A Letter to My Darkness and the Community’s Response
On Thursday night I posted a letter to my depression on Instagram and Facebook, places where I usually feel comfortable and confident posting personal stories. But I was scared to post this one. I told myself I wasn’t depressed enough to really know what it feels like. I told myself I hadn’t been depressed long enough to truly experience it all. I told myself that, despite countless friends assuring me otherwise, I still could be making all of this up. I could just be being dramatic.
Here’s the thing: When I have a headache, I know I have a headache. I take an ibuprofen, drink plenty of water, and lie down for a nap. I ask others to please quite down if the noise is bothering me, and I do not feel guilty for it. I am easy on myself when the aching is too hard to focus. I do not feel ashamed that I have a headache. I know I am not making up my headache. I take care of myself when I have a headache. I tell others and allow them to help me when I have a headache. Why doesn’t this happen with depression?
Part of the reason, I believe, is because we don’t talk about it enough. I believe talking is the best way to begin to enact change. I began with this letter:
You are everywhere. You are my nightmares and scary thoughts. You are the cold air and dark shadows that tell me to stay in bed all day. You are the frigid wind that tries to prevent me from running outside. You are the snow in my face that tells me to give up, go inside, and crawl into bed. You are the devil that tells me those lazy thoughts are my own, which spirals into judgmental and negative self-talk. You are the flashing images of that bad dream creeping back into my head again. And you are the thoughts that follow: "How could you think such a thing? What is wrong with you? Something must be wrong with you."

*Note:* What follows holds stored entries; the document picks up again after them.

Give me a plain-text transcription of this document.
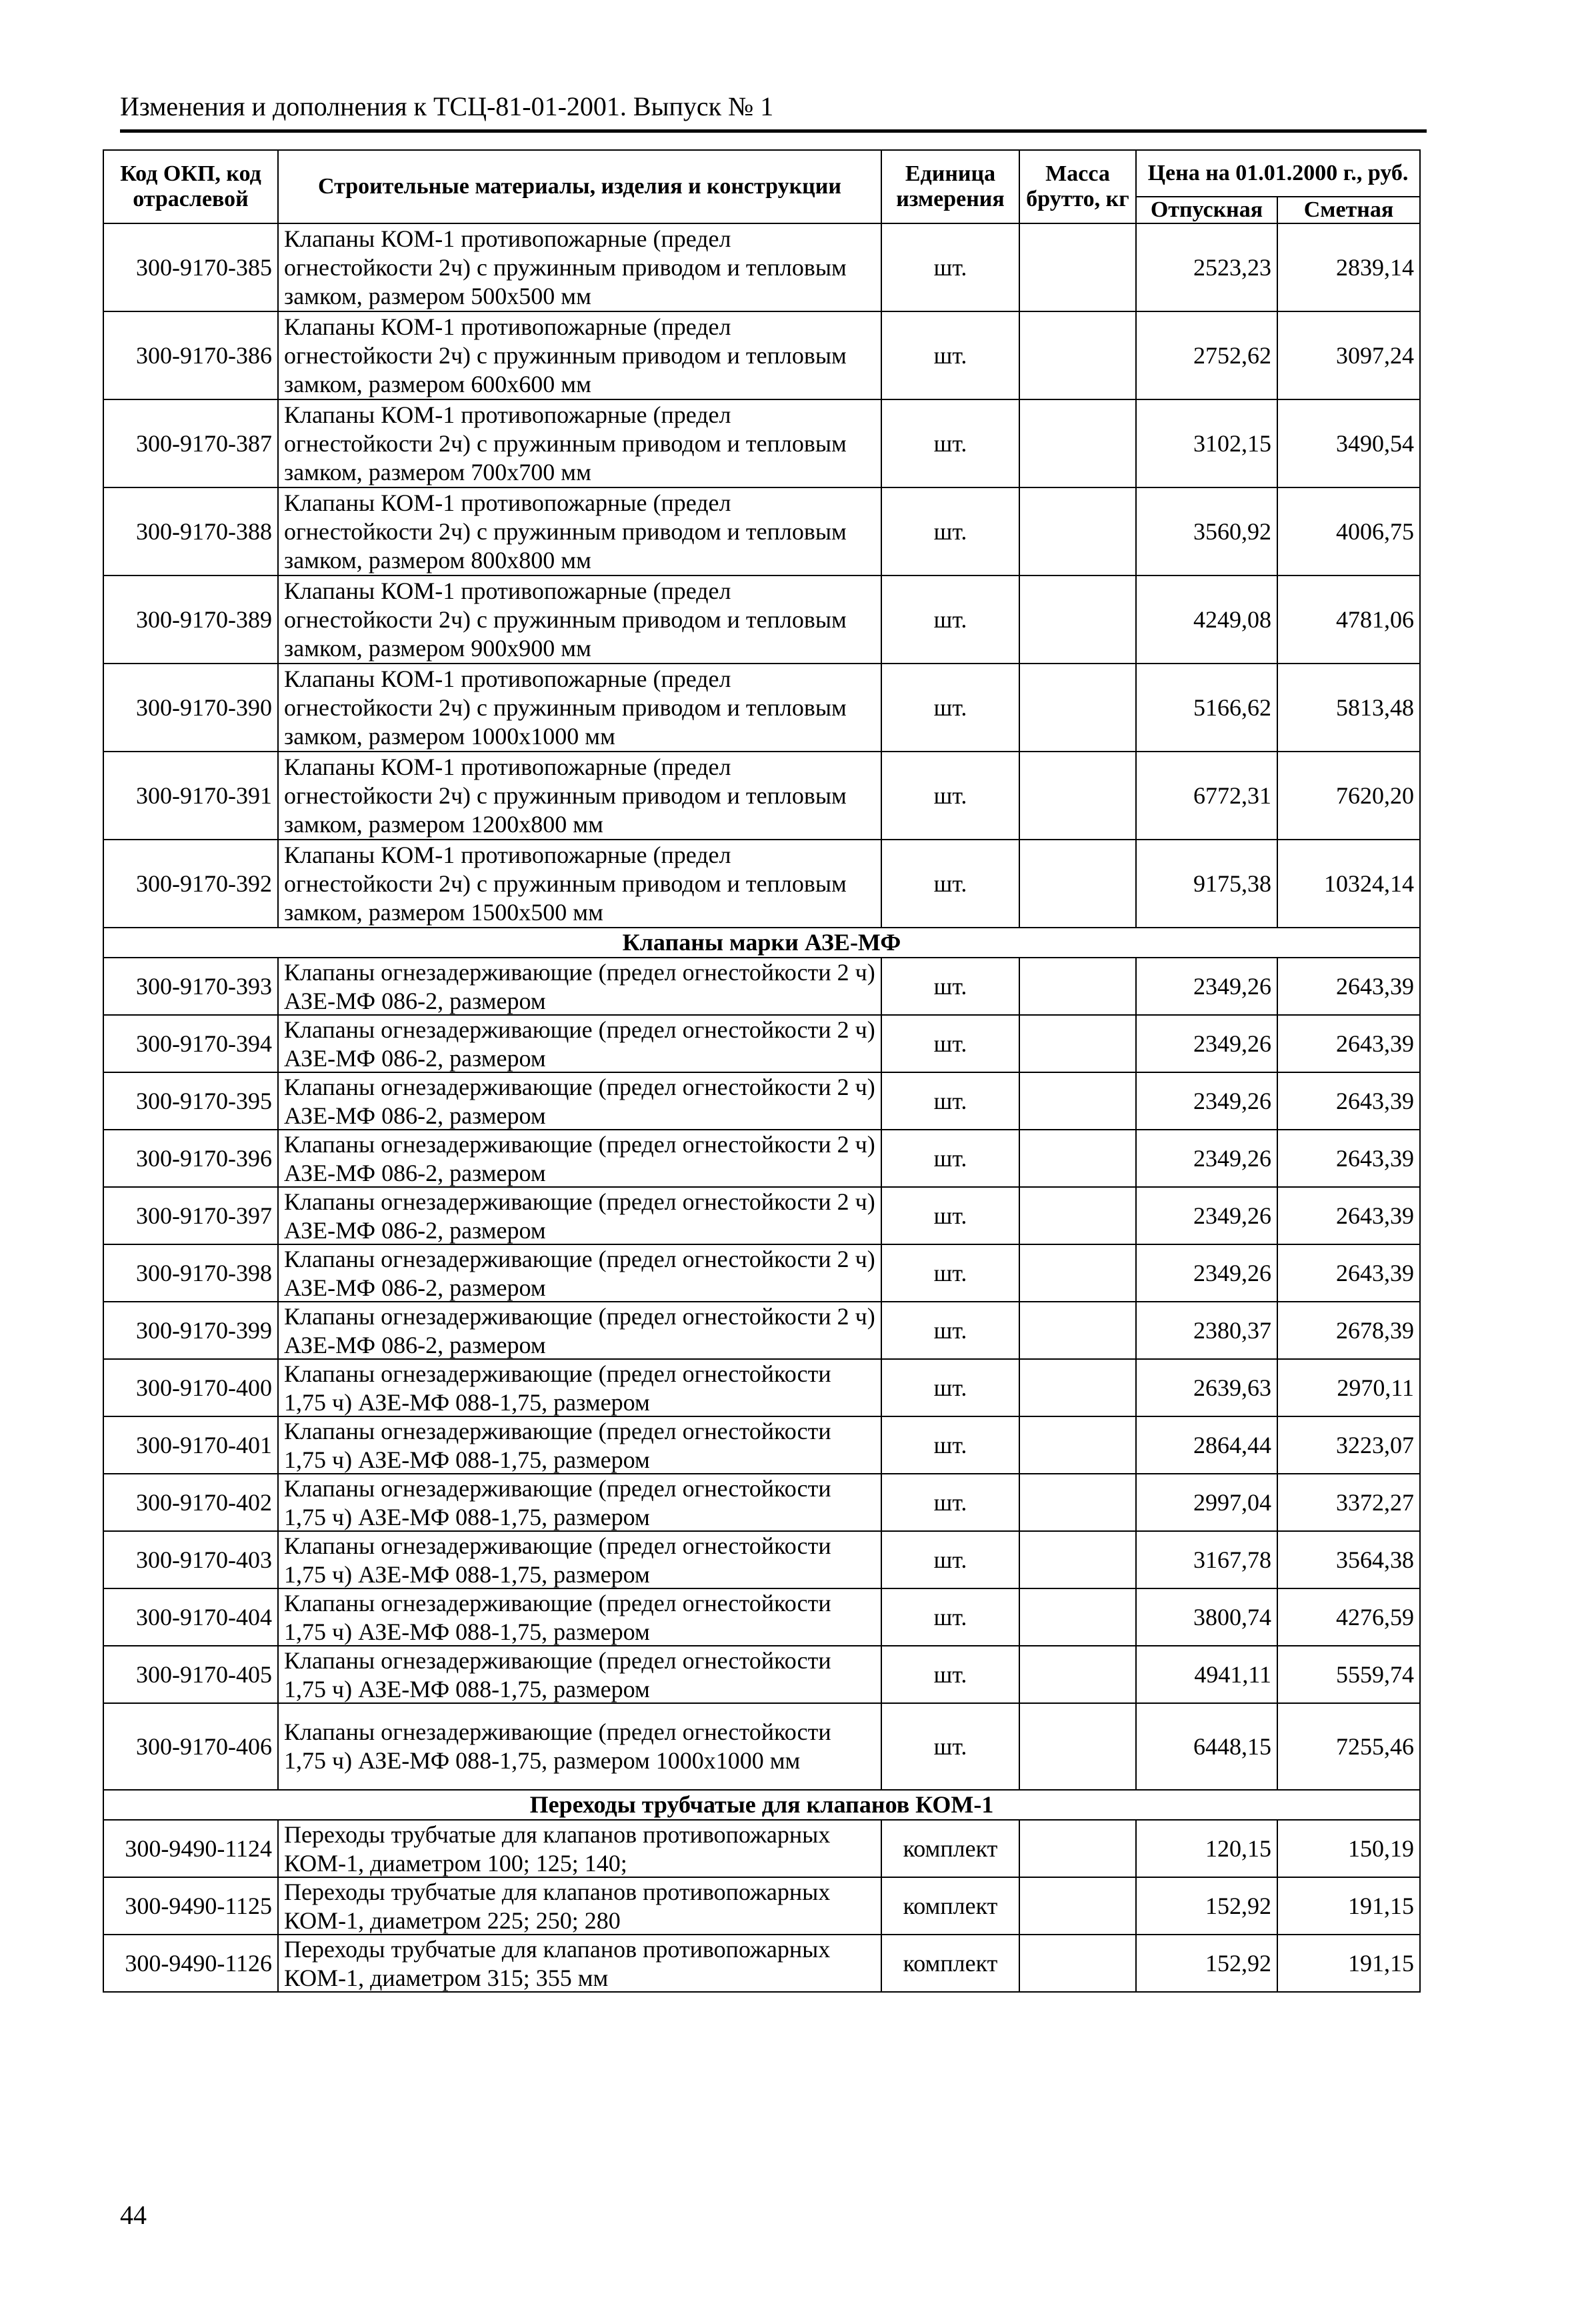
Изменения и дополнения к ТСЦ-81-01-2001. Выпуск № 1
Код ОКП, код отраслевой	Строительные материалы, изделия и конструкции	Единица измерения	Масса брутто, кг	Цена на 01.01.2000 г., руб.	
				Отпускная	Сметная
300-9170-385	Клапаны КОМ-1 противопожарные (предел огнестойкости 2ч) с пружинным приводом и тепловым замком, размером 500х500 мм	шт.		2523,23	2839,14
300-9170-386	Клапаны КОМ-1 противопожарные (предел огнестойкости 2ч) с пружинным приводом и тепловым замком, размером 600х600 мм	шт.		2752,62	3097,24
300-9170-387	Клапаны КОМ-1 противопожарные (предел огнестойкости 2ч) с пружинным приводом и тепловым замком, размером 700х700 мм	шт.		3102,15	3490,54
300-9170-388	Клапаны КОМ-1 противопожарные (предел огнестойкости 2ч) с пружинным приводом и тепловым замком, размером 800х800 мм	шт.		3560,92	4006,75
300-9170-389	Клапаны КОМ-1 противопожарные (предел огнестойкости 2ч) с пружинным приводом и тепловым замком, размером 900х900 мм	шт.		4249,08	4781,06
300-9170-390	Клапаны КОМ-1 противопожарные (предел огнестойкости 2ч) с пружинным приводом и тепловым замком, размером 1000х1000 мм	шт.		5166,62	5813,48
300-9170-391	Клапаны КОМ-1 противопожарные (предел огнестойкости 2ч) с пружинным приводом и тепловым замком, размером 1200х800 мм	шт.		6772,31	7620,20
300-9170-392	Клапаны КОМ-1 противопожарные (предел огнестойкости 2ч) с пружинным приводом и тепловым замком, размером 1500х500 мм	шт.		9175,38	10324,14
Клапаны марки АЗЕ-МФ					
300-9170-393	Клапаны огнезадерживающие (предел огнестойкости 2 ч) АЗЕ-МФ 086-2, размером	шт.		2349,26	2643,39
300-9170-394	Клапаны огнезадерживающие (предел огнестойкости 2 ч) АЗЕ-МФ 086-2, размером	шт.		2349,26	2643,39
300-9170-395	Клапаны огнезадерживающие (предел огнестойкости 2 ч) АЗЕ-МФ 086-2, размером	шт.		2349,26	2643,39
300-9170-396	Клапаны огнезадерживающие (предел огнестойкости 2 ч) АЗЕ-МФ 086-2, размером	шт.		2349,26	2643,39
300-9170-397	Клапаны огнезадерживающие (предел огнестойкости 2 ч) АЗЕ-МФ 086-2, размером	шт.		2349,26	2643,39
300-9170-398	Клапаны огнезадерживающие (предел огнестойкости 2 ч) АЗЕ-МФ 086-2, размером	шт.		2349,26	2643,39
300-9170-399	Клапаны огнезадерживающие (предел огнестойкости 2 ч) АЗЕ-МФ 086-2, размером	шт.		2380,37	2678,39
300-9170-400	Клапаны огнезадерживающие (предел огнестойкости 1,75 ч) АЗЕ-МФ 088-1,75, размером	шт.		2639,63	2970,11
300-9170-401	Клапаны огнезадерживающие (предел огнестойкости 1,75 ч) АЗЕ-МФ 088-1,75, размером	шт.		2864,44	3223,07
300-9170-402	Клапаны огнезадерживающие (предел огнестойкости 1,75 ч) АЗЕ-МФ 088-1,75, размером	шт.		2997,04	3372,27
300-9170-403	Клапаны огнезадерживающие (предел огнестойкости 1,75 ч) АЗЕ-МФ 088-1,75, размером	шт.		3167,78	3564,38
300-9170-404	Клапаны огнезадерживающие (предел огнестойкости 1,75 ч) АЗЕ-МФ 088-1,75, размером	шт.		3800,74	4276,59
300-9170-405	Клапаны огнезадерживающие (предел огнестойкости 1,75 ч) АЗЕ-МФ 088-1,75, размером	шт.		4941,11	5559,74
300-9170-406	Клапаны огнезадерживающие (предел огнестойкости 1,75 ч) АЗЕ-МФ 088-1,75, размером 1000х1000 мм	шт.		6448,15	7255,46
Переходы трубчатые для клапанов КОМ-1					
300-9490-1124	Переходы трубчатые для клапанов противопожарных КОМ-1, диаметром 100; 125; 140;	комплект		120,15	150,19
300-9490-1125	Переходы трубчатые для клапанов противопожарных КОМ-1, диаметром 225; 250; 280	комплект		152,92	191,15
300-9490-1126	Переходы трубчатые для клапанов противопожарных КОМ-1, диаметром 315; 355 мм	комплект		152,92	191,15
44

Despite all of this, depression, today I beat you. I beat you when I got out of bed after my nightmare and drove to the rink to coach hockey. I beat you when I came home and ran outside, despite your vicious wind in my face the entire time. I beat you when I spent the day shadowing at a behavioral health center, so one day I can help others conquer their own demons. I beat you when I challenged myself in yoga. And I beat you when I got dinner with my wonderful friends who love and care about me.
I know you'll be back. I know, actually, that you never really left. Because when I am not beating you I feel absolutely suffocated by you. I feel angry, overwhelmed, confused, scared, devastated, or, perhaps worst of all, numb. Nothing. I am empty.
But today, I beat you. Today, I was stronger than you. Today, I felt spectacular - I haven't been able to say that for months. I just want you to know: I am strong. I am resilient. And I am coming for you.
After posting the letter, I received incredible support from friends, family, and strangers. Here is one of the messages:
“Thank you for writing that. I have also been struggling with depression for the past few years, and it is always nice to see it put in writing so eloquently like that, because it makes it seem like even people who haven't experienced it might understand. And seeing people talk openly about it makes me more comfortable talking about it myself, so thanks.”
Please remember that everyone is fighting their own battle. Be kind. Be compassionate. Tell people you love them, often, and mean it. To all of you struggling with mental illness, you are not alone. What you are experiencing is real. It is hard. And you will get through it. I believe in you.